Due to the lack of knowledge about the disease, he went to the doctor’s office one day and asked how long he had left to live. “He looked at me like he was saying, but what did you say? At that point, the only thing I knew was that this is a really bad disease and it’s going to kill you eventually because that’s what I heard. I Wondering how I could get infected but I didn’t, that’s when the doctor explained to me that it’s not like that, the vast majority of people who have been infected with this type of hepatitis have this type of hepatitis. In the National Health do this in the system”.
With time and information, he realizes that all is not as it is said. They started monitoring him and proposed a treatment regimen based on interferon and ribavirin. “They explained to me that there was only a 50% chance of a cure and it was going to be hard. I wanted to end it all, I accepted it, and I didn’t think much of it. At that point, I didn’t know what I was going to experience in the next few months.
Tito says he went ‘crazily’ for treatment because he wanted to end the disease. “I remember arriving at the pharmacy and the first thing they told me before giving me the medicine was that I had to be interviewed by a psychologist. I talked to her and when I was done I didn’t want this treatment anymore , because it did more harm than good. But hey, in the end I moved on.
Treatment begins and lasts six months. The first three people didn’t notice anything, and the subsequent results have already appeared. In the first analysis, the results showed that hepatitis C had become undetectable. “The doctor told me that it was unbelievable to have given me such a result in the first surgery.” Since I was doing well, they continued the treatment, but then the side effects started to appear. “I started seeing really weird things, I didn’t feel sick, but it was all in my head: I heard voices, I saw things…it was a real test,” he continued recalling road.
With three months left to complete his treatment, he decided to ignore these effects and continue with treatment. “I knew I was recovering and I made it to the end, but if I had to do it all over again, I wouldn’t do it.”
He finished the treatment, he counted, but the effects continued. They appeared for another 8 months: I was in good shape, but when I was silent, noises, images, seeing things that weren’t there, hearing things… these are things I don’t want to happen to anyone things. I even told the doctor in a consultation that they shouldn’t be giving this to anyone.
He recalls that when they told me about it, the medical professionals “blamed me” for not telling me in the first place because that would have interrupted treatment. For Tito, the word that best describes those months is “desperate” because they were “horrible months for him”.
This phase of Tito’s life changed his character. “I need my alone time, I love the silence, but now I hate it. I want and need noise. Ending treatment for hepatitis C has changed the way I live”.

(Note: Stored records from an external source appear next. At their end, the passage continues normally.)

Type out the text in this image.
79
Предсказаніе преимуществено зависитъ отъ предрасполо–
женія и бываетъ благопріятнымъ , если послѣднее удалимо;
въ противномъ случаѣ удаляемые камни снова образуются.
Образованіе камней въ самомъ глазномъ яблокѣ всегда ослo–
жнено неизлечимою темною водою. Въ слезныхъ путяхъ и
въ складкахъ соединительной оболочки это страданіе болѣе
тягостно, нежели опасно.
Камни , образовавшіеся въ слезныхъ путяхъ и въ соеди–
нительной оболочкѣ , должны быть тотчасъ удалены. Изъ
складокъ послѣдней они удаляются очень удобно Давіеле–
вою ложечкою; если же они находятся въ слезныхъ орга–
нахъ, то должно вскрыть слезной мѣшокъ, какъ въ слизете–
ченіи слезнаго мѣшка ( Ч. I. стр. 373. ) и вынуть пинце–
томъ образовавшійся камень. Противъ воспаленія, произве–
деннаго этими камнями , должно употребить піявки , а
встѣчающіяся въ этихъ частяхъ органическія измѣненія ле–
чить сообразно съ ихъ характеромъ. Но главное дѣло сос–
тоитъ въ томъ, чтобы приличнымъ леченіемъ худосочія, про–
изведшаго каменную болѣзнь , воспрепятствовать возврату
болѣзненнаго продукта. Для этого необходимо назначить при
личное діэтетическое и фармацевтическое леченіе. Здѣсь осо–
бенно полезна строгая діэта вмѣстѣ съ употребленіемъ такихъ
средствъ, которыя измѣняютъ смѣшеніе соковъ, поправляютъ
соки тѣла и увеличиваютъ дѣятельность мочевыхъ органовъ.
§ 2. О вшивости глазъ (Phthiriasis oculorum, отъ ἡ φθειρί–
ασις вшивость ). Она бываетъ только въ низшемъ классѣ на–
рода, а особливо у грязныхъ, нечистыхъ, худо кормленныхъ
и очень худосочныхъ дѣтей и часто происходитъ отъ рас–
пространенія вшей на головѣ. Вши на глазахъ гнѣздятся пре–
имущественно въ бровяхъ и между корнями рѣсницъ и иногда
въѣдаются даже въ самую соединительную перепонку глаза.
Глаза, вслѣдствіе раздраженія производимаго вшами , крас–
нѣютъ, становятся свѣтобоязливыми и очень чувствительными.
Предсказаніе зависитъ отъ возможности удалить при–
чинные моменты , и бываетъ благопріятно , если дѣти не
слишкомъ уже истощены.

There are now other treatments that work well enough to eradicate the disease with few if any side effects, which are common, such as colds or headaches, which are a “relief” for him.
Twelve years after what happened, everything is fine with Tito. “One morning I woke up and fell asleep without hearing any noise. I listened to them during the day or at certain times until they completely disappeared. However, it was a very difficult phase that marked his life and Made him who he is today.